An occasional review of fascinating matters in New Jersey law – by Justin Marcus Smith

31-8-7213 Holmes v. Kimco Realty Corporation, Third Cir. (Hardiman, U.S.C.J.).

Friday 16 April 2010 - Filed under Landlord / Tenant - Common areas liability + Negligence - Duty

“[T]he question of a tenant’s common law duty to maintain a multi-tenant parking lot has not been addressed by the New Jersey Supreme Court . . . .”

In the absence of a controlling New Jersey Supreme Court opinion, the U.S. Court of Appeals for the Third Circuit recently predicted that New Jersey would not impose a duty on an individual commercial tenant for a dangerous condition in a common area, at least not where the commercial landlord had agreed to exercise maintenance responsibilities.  Whether you agree or disagree with the Third Circuit’s analysis, it seems that applying the law in this area will remain heavily dependent on the facts of a given landlord / tenant situation.  Expect future litigation to depend heavily on the unique facts of each situation.

The Holmes facts:

The plaintiff in Holmes was injured when he slipped and fell on ice in a chain store parking area, part of a large parking lot shared by the chain store and two other large, standalone chain stores.  Although the area where the injury happened was close enough to the defendant store to be dotted with cart corrals and signs belonging to defendant, the parking spaces were not dedicated for exclusive use by the customers of that store only.  Moreover, all three stores had their signs posted at the entrance to the parking lot.  Customers could park anywhere and follow their own walking path to whichever store they chose.  Defendant’s lease also explicitly provided that all tenants in the shopping center and their “invitees” (i.e., store customers) enjoyed a shared “non-exclusive right to use the parking lot and other common areas” and that the landlord would maintain and carry liability insurance for the parking lot.


Will New Jersey courts hold a commercial tenant defendant liable for a dangerous condition in a parking lot it shares with other commercial tenants, where the defendant’s lease explicitly provides that the landlord will maintain and carry liability insurance for that common area?


After reviewing available case law, the Third Circuit Court of Appeals predicted that the New Jersey Supreme Curt would find that “[a] lessee in a multi-tenant shopping center does not have a duty to maintain common areas controlled by the landlord.”


The Court reasoned that although the three chain stores were widely spaced and the particular area of the parking lot where plaintiff fell was marked with defendant’s own signs and cart corrals, the lot otherwise “looked like a multi-tenant facility.”  The Court noted that lower courts “have refused to impose a duty on tenants for common areas of a multi-tenant facility.”

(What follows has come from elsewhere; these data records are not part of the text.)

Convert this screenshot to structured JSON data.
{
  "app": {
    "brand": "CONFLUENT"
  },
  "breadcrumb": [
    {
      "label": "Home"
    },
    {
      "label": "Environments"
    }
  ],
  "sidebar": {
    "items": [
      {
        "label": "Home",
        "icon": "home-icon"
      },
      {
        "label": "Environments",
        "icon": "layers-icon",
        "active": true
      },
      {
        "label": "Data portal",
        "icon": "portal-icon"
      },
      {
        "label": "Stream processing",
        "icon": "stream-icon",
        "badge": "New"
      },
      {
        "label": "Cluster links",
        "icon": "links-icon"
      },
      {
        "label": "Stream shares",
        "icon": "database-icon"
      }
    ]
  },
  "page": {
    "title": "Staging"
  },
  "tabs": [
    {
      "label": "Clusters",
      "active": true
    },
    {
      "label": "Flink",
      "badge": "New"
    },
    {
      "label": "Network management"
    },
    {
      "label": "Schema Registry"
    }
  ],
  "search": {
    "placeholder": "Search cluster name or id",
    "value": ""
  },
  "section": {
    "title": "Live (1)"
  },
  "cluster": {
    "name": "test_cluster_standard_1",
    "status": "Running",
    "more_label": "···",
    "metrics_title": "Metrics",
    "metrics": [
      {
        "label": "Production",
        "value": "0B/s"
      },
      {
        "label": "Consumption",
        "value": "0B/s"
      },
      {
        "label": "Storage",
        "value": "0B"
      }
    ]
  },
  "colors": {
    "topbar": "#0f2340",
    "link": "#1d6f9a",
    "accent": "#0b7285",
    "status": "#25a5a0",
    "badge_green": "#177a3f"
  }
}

The Court explored, mostly in footnotes, issues of control and contractual maintenance duties at some length without establishing a bright line for future analysis.  In this case, the Court seems to have based its decision on three key factors: 1) Customers could have walked any number of paths to and from the store; 2) It would be unfair as well as impractical to hold one tenant or another responsible for an entire, shared parking lot; 3) There was no question that the landlord had agreed to maintain the lot in the lease.


The dissenting opinion focused on the customers’ expectation of safe passage to and from the store and engaged in its own factual analysis.  The dissent noted that there were only three stores, spaced far apart, and the defendant store was in “exclusive possession” of its portion of the shared parking lot.  Defendant’s own signs and cart corrals, for example, demonstrate that the tenants controlled their own areas of the lot.  These installations suggested to customers that defendant was a separate entity with its own responsibilities over its own area of the lot, such that customers would expect the store to provide “safe passage” to and from the store.

The dissent also argued that the majority failed to consider sufficiently that the tenant might pursue indemnification from the landlord.


Future cases will depend heavily on a court’s interpretation of available facts.